Investigating The Send-Off
- Make a time map or a flow chart of the journey Owen takes us through in this poem from the initial send off to the final return.
- Is there a circular movement in the poem?
- In what way does it end where it began?
Commentary on The Send-Off
In this profound and moving poem Owen, in an understated, almost gentle way communicates the tragedy and waste of war. It is a straightforward account relating how many men have been sent off to war and how few will return.
Context of The Send-Off
This poem was written while Owen was at training camp in Ripon in 1918. Owen had undergone one tour of duty on the Somme (France) in early 1917 and had been invalided home with neurasthenia later that year. Having been discharged from Craiglockhart where he had convalesced, he was being prepared to return to the Western Front.
Protest
At the Ripon training camp Owen would have observed hundreds of men being sent off to war in the way he describes here: new recruits and old soldiers. He would know only too well what fate awaited many of them. (He himself would not be among the ‘few’ of line 18.)
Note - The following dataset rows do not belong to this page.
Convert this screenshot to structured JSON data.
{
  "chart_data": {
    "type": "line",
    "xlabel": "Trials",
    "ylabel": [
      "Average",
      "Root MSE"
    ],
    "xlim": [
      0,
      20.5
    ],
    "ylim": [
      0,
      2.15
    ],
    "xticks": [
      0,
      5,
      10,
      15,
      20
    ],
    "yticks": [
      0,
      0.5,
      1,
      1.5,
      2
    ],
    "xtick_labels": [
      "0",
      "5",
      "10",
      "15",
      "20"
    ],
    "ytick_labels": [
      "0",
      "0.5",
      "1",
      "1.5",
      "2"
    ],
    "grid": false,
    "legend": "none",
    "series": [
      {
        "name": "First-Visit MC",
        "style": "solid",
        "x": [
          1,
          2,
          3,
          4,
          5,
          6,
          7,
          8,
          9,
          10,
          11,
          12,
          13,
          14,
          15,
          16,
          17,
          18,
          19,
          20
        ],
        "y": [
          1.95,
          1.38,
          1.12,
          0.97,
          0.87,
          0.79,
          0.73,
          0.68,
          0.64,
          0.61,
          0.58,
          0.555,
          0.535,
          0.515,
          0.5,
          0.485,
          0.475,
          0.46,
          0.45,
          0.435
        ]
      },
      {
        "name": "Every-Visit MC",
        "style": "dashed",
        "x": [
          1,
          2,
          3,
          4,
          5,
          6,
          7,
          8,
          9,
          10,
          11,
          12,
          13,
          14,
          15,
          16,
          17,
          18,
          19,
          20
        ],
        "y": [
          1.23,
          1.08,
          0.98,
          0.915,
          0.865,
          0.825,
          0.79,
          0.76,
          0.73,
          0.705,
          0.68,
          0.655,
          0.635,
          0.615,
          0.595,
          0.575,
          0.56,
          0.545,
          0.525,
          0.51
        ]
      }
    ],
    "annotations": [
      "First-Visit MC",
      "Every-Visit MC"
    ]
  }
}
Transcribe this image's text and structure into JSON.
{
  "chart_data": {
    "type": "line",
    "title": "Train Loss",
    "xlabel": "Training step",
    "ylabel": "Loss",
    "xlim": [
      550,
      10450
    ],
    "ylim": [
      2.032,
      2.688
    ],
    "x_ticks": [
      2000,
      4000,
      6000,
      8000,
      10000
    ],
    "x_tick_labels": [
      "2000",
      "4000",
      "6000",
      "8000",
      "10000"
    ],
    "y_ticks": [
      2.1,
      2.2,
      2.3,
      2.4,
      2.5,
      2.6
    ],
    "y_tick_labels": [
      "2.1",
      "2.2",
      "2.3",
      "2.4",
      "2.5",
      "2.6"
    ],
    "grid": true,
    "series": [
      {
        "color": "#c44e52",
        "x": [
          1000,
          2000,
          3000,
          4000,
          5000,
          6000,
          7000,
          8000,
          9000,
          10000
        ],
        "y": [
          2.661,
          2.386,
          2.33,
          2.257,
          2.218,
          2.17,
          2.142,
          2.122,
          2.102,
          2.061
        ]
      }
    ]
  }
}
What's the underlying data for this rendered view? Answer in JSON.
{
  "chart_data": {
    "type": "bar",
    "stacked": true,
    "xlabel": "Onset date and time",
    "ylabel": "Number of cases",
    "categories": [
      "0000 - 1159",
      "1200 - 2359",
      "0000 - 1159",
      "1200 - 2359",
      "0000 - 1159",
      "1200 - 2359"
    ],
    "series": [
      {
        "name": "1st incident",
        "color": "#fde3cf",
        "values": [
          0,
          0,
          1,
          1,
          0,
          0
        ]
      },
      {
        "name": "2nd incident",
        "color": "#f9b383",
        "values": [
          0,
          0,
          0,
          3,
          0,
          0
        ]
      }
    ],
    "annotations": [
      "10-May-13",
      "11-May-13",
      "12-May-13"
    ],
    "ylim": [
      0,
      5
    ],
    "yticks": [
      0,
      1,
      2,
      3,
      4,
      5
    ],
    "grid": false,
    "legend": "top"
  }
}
Not surprisingly, the mood of The Send-Off is in marked contrast to those of other poets whose poems were written in the early months of the war and were full of patriotic fervour. It is different even to some of Owen’s own, angry, anti-war poems such as Dulce et Decorum Est which he had completed a few months before and may well have been revising at Ripon at the same time as The Send-Off was written. Unlike them, this poem makes no attempt to reproduce the violence and agony of the front; rather it leaves that to the imagination of the reader who can only surmise what the ‘grimly gay’ men of the first stanza will experience before a ‘few’ of them ‘creep back, silent ... / Up half-known roads’.
Title and redrafts
Owen originally entitled this poem not The Send–Off but The Draft. This is a military term for a group of conscripted men. The original title concentrates on a particular group of men going off to the front. The final title considers the whole process of sending men off to war and their unlikely return. Owen made seven drafts of The Send-Off. Parts of the poem were there from the first, others he struggled with.
Investigating commentary on The Send-Off
- The Send-Off was crafted and re-crafted by Owen until he was satisfied.
- In your view which is the better title - The Send-Off or The Draft?